Um ein Haar hätte ich jetzt »FBI – Hände hoch und keine Bewegung!« oder etwas Ähnliches gerufen und dabei gehofft, dass Dexter Cruz vernünftig genug war, nicht zu seiner Uzi zu greifen. Aber ich sah auf den ersten Blick, dass das alles nicht mehr nötig war.
Dexter Cruz saß aufrecht in einem Ledersessel. Seine Uzi hielt er in der rechten Hand, die linke umklammerte eine gewöhnliche Automatik.
Aber er stierte uns mit starren, toten Augen an. Eine Spur getrockneten Blutes zog sich senkrecht über sein Gesicht. Das Blut war aus einer Einschusswunde mitten auf der Stirn herausgesickert, und dieser rote eingetrocknete Strom teilte sich an der Nasenwurzel.
Aber da war noch etwas, das mit seinem Gesicht nicht stimmte. Es wirkte eigenartig aufgedunsen. Die Wangen sahen wie gebläht aus. Als ob er den Mund voll hat, dachte ich.
Ein unsinniger Gedanke, glaubte ich in diesem Augenblick. Wie nahe er an der Wahrheit war, wusste ich in diesem Moment noch nicht.

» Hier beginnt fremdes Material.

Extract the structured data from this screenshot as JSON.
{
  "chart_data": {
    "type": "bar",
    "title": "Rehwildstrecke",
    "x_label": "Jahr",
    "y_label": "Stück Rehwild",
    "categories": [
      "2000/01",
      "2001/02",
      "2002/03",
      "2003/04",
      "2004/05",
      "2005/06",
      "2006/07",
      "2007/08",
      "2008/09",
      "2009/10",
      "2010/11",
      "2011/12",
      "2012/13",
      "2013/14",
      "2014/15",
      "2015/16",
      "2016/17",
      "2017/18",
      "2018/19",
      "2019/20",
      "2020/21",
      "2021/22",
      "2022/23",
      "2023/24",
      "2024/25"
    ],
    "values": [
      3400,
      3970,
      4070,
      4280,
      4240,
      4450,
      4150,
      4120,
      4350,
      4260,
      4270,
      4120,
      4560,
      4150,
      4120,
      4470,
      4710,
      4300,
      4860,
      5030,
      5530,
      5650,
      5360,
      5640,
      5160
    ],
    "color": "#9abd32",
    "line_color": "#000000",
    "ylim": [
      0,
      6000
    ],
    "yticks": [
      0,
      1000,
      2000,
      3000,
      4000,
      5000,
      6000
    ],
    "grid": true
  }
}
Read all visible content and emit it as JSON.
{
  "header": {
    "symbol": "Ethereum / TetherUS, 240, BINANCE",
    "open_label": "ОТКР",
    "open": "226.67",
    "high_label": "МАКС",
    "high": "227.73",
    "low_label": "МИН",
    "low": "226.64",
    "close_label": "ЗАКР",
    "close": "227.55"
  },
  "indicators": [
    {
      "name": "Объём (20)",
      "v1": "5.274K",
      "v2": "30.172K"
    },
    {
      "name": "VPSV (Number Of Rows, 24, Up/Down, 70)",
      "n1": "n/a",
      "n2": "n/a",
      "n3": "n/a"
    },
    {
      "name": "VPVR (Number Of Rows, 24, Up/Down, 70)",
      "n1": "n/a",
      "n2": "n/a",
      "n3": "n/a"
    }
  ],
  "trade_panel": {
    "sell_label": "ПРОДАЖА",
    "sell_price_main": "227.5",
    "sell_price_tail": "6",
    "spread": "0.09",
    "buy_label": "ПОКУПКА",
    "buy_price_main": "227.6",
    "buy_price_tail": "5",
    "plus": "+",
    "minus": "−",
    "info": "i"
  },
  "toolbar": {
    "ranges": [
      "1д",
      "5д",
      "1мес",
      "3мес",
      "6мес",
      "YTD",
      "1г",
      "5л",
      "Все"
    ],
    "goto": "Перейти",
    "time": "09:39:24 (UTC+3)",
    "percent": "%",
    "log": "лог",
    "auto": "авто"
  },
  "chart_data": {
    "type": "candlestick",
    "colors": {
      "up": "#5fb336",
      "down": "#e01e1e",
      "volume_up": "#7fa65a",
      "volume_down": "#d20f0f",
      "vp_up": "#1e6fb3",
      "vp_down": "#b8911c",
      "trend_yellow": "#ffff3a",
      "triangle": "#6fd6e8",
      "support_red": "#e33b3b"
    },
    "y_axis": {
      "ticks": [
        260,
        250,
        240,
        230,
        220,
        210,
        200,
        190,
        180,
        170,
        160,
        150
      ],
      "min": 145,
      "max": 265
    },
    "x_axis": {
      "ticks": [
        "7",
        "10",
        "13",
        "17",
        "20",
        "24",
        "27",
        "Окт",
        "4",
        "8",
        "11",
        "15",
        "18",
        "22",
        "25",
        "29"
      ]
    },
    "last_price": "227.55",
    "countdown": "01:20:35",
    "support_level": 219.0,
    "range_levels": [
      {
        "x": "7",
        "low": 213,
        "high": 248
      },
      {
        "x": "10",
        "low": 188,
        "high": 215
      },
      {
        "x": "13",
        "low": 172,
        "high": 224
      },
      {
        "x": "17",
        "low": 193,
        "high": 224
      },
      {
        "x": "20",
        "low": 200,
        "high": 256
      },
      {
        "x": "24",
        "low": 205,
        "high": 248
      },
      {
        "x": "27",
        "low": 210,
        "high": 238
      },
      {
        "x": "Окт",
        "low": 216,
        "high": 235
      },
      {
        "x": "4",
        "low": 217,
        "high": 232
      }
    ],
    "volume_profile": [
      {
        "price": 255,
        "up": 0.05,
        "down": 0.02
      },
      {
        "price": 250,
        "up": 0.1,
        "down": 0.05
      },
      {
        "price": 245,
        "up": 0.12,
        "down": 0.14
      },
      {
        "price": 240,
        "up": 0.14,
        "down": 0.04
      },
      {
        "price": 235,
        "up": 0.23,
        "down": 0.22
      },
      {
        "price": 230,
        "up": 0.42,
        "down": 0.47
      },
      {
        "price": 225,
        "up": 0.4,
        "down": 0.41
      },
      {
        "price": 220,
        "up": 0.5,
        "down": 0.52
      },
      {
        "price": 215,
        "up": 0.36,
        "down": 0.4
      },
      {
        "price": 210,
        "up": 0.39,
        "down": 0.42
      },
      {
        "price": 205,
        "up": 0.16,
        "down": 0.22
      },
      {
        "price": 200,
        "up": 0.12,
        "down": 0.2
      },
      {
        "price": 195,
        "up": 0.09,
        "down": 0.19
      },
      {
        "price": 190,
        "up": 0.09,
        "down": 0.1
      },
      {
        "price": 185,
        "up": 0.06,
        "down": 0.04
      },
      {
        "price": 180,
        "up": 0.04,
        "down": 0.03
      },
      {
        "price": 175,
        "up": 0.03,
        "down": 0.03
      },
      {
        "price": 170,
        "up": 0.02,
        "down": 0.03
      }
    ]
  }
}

»Dexter Cruz ist tot«, hörte ich Phil unterdessen per Headset an die Kollegen melden. »Anscheinend ist uns jemand zuvorgekommen.«
***
Wenig später wimmelte es am Tatort nur so von FBI-Agenten. Die Kollegen der Scientific Research Division trafen recht bald ein. Schließlich hat die SRD ihren Sitz in der Bronx, und so war der Weg in diesem Fall kurz.

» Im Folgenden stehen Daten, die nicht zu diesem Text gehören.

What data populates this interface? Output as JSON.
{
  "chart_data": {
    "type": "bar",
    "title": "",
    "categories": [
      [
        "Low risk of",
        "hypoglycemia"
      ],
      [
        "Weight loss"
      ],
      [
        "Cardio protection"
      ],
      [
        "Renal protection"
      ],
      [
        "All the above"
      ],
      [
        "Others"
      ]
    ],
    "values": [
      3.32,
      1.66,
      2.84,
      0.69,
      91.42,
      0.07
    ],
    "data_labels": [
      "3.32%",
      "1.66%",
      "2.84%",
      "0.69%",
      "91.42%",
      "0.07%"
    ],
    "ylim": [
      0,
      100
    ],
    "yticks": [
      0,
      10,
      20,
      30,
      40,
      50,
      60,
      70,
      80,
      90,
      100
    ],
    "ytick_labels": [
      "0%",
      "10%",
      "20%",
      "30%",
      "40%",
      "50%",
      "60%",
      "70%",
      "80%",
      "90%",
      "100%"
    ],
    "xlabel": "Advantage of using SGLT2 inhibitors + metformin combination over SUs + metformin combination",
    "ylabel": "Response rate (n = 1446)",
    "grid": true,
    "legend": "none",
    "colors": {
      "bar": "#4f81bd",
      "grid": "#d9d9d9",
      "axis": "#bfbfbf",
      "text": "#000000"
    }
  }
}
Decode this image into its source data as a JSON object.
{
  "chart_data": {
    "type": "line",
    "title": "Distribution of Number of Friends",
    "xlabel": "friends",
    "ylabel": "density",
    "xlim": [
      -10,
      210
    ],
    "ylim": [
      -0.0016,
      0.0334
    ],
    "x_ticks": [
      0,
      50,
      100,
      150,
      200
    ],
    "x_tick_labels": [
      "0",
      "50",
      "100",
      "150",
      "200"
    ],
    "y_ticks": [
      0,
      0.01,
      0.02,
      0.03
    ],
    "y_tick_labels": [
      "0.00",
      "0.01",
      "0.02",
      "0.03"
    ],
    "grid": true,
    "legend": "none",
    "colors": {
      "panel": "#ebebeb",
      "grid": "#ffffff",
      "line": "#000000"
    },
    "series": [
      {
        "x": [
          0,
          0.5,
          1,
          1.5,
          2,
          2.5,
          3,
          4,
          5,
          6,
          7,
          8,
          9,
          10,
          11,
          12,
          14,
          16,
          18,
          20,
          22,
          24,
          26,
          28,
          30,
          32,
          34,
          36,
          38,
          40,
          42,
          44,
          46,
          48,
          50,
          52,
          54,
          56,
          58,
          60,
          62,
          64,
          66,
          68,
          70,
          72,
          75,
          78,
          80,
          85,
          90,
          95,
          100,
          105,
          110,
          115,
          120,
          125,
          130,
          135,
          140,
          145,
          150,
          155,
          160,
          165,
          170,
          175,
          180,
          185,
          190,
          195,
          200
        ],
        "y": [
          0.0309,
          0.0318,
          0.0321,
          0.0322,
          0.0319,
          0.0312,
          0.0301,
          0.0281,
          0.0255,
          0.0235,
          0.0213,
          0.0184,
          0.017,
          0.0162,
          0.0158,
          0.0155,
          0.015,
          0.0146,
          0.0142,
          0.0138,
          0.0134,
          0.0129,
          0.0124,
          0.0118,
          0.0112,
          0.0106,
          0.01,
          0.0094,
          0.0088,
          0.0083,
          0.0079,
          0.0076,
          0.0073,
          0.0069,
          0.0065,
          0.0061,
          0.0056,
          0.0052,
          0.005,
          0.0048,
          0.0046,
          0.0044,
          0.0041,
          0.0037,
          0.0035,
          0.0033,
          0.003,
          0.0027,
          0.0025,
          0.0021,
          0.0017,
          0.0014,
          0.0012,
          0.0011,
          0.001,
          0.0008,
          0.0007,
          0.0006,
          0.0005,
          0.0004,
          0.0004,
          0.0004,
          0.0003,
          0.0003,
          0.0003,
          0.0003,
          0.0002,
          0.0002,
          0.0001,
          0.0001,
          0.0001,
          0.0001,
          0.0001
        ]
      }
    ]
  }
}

»Es sieht aus, als hätte ihn jemand dort hindrapiert«, meinte unser Kollege Steve Dillaggio.
Sein Partner Zeerookah sah sich Cruz stirnrunzelnd aus der Nähe an.
Dann deutete er auf die Uzi. »Der Mittelfinger ist hinter den Abzug gehakt – das ist sehr ungewöhnlich.«
»Ich glaube, das soll nur verhindern, dass die Waffe herunterfällt«, vermutete Phil.
Ich nickte. »Wir können getrost davon ausgehen, dass er sie nicht in der Hand hatte, als er erschossen wurde.«
Zeery hatte inzwischen den Ledersessel umrundet und sah jetzt, was Phil und ich auch schon bemerkt hatten. »Er muss aber in diesem Sessel erschossen worden sein. Die Kugel ist vorne in den Schädel eingetreten, hat ihn durchdrungen, ist hinten wieder herausgekommen und hat dann den Sessel durchschlagen.«
»Na, wie es scheint, braucht mich hier niemand mehr!«, meldete sich eine heisere Stimme zu Wort. Sie gehörte Dr. Brent Heinz, einem der für die SRD tätigen Gerichtsmediziner. Dr. Heinz war gerade eingetroffen und suchte wohl noch nach einem Platz, wo er seine Arzttasche abstellen konnte, ohne damit gleich Spuren zu vernichten.
»Keine Sorge, für ein paar ergänzende Angaben wären wir sehr dankbar«, stellte Steve klar.
»Genaueres lässt sich natürlich erst nach der Obduktion sagen«, erklärte Dr. Heinz, während er sich die Latexhandschuhe überzog.
Zeery hatte inzwischen das Projektil gefunden, das Dexter Cruz mutmaßlich durch den Kopf geschossen worden war. Es steckte im Mauerwerk.
»Dieser Mann hat noch einen zweiten Schuss abbekommen – ungefähr in der Herzgegend«, stellte Dr. Heinz fest.